Ashraf Mahmood, the then governor of the State Bank of Pakistan, delivered a haunting statement back in 2015. Perplexed by Chinese investment pouring into the country, he confessed: “I don’t know out of the $46 billion how much is debt, how much is equity and how much is in kind.”
As the C4ADS report emphasized, this “limited transparency not only obstructs researchers, it can also blind policymakers in recipient countries.”
But then, the development of Gwadar Port and other infrastructure projects have fueled “Beijing’s expanding involvement in Pakistan’s internal security environment,” authors Thorne and Spevack said.
“That China’s investments in Indo-Pacific ports may be driven more by Beijing’s national security interests than its claimed desire to encourage development in the region is best underscored by the real, or projected, unprofitability of several of China’s port projects,” they stated.

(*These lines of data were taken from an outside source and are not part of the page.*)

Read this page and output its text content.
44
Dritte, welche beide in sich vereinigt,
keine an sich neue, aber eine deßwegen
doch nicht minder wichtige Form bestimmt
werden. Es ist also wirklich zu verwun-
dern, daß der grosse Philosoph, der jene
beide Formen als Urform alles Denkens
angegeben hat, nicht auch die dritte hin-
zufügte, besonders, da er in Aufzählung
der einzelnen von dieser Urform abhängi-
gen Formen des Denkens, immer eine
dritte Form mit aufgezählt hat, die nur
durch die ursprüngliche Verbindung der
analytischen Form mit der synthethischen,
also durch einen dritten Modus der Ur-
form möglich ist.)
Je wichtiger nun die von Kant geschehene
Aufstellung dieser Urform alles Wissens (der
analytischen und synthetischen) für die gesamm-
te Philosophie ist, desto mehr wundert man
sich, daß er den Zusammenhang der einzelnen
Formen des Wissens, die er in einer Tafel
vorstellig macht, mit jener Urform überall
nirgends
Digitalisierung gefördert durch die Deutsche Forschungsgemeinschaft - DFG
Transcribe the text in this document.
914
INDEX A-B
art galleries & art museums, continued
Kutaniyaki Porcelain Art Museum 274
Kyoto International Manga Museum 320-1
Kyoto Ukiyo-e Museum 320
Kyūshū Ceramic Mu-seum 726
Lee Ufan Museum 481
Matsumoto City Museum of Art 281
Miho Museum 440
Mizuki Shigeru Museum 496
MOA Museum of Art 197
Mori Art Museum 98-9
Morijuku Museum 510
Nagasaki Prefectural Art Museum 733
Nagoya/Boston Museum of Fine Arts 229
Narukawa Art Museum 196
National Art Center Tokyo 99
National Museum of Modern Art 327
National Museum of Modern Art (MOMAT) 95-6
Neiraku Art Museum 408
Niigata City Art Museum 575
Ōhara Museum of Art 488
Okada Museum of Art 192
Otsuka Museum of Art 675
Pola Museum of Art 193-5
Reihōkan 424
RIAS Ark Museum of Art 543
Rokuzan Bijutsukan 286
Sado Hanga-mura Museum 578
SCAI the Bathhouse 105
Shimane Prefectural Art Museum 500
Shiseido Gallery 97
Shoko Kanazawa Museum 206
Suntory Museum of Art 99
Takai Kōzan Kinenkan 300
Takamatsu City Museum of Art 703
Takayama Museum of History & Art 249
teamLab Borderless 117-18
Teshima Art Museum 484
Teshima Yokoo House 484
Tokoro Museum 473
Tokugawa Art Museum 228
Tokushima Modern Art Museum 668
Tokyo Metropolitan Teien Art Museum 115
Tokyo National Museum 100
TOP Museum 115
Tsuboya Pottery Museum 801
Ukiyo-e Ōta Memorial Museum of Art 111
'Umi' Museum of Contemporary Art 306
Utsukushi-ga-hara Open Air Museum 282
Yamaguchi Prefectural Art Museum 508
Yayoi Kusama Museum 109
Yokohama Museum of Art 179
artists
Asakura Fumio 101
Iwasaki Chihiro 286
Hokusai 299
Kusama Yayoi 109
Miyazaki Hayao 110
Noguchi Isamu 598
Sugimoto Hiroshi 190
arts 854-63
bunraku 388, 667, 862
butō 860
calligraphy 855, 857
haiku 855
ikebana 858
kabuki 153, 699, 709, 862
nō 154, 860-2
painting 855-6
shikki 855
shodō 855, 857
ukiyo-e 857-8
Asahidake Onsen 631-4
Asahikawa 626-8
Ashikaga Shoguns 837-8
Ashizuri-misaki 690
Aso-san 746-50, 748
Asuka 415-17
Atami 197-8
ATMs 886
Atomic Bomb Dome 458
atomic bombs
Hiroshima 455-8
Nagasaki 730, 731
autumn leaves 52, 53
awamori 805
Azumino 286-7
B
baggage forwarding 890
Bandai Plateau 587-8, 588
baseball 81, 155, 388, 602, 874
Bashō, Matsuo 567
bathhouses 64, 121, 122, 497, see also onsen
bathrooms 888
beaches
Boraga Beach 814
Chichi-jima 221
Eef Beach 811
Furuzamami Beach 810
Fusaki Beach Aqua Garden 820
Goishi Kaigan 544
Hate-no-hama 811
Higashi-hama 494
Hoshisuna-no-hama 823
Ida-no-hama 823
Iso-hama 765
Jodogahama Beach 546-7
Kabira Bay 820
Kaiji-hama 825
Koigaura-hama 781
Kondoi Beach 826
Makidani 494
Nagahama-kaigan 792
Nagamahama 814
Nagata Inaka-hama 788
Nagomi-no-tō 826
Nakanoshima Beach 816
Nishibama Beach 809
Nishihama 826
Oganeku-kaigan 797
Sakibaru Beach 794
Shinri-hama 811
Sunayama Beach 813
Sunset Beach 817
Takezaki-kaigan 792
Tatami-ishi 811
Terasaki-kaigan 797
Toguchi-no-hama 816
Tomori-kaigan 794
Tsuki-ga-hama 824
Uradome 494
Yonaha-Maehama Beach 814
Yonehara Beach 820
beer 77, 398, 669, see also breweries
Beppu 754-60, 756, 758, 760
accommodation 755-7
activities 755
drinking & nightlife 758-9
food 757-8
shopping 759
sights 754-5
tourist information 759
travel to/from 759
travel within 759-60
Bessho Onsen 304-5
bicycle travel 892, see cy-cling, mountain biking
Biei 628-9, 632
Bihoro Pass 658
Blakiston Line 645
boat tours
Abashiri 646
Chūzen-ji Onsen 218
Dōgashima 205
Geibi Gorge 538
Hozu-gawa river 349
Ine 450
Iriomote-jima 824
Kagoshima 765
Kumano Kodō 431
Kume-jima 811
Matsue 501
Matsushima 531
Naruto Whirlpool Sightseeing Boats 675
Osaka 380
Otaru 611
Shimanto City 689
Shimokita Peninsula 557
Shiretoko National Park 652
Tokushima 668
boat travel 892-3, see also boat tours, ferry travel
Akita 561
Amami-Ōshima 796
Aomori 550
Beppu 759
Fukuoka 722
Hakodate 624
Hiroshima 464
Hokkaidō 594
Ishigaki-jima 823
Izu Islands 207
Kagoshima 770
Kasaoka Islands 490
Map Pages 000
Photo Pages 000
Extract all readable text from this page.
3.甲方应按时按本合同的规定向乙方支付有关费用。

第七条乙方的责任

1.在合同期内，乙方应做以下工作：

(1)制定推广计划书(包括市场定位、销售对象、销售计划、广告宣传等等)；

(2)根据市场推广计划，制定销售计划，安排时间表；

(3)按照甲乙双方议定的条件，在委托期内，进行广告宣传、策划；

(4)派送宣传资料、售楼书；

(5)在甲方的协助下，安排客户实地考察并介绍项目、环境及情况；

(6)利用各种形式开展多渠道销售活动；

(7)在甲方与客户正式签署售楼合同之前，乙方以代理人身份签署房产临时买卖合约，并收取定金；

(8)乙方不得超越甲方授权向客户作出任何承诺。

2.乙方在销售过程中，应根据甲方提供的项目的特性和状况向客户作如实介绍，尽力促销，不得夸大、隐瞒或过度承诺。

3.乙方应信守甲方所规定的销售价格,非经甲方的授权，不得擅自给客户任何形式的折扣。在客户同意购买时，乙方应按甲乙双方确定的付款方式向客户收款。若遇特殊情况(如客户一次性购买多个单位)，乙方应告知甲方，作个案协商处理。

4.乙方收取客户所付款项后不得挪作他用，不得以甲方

“Admittedly, an accurate comparison of China’s ports based on profitability is difficult. This is because the projects are in various stages of development or are expansions of existing international ports,” Thorne and Spevack went on to say.
“Of the 15 sample ports, six are arguably or potentially profitable, including Darwin Port in Australia, Doraleh Multipurpose Port in Djibouti, and the Port of Tanjun Priok in Indonesia,” they added.
Certainly, this ties in with the overall theme of China’s “strategic interests” and “security” concerns, as well as its growing carrier presence in the South and East China Seas, and the Taiwan Strait.
After stepping down earlier this week as the commander of the United States Pacific Command to become the next ambassador to South Korea, Admiral Harry Harris spelt out the hard facts of a shifting geopolitical landscape.
“China remains our biggest long-term challenge,” he said. “Without focused involvement and engagement by the United States and our allies and partners, China will realize its dream of hegemony in Asia.”
With the help, of course, of these ports in a storm.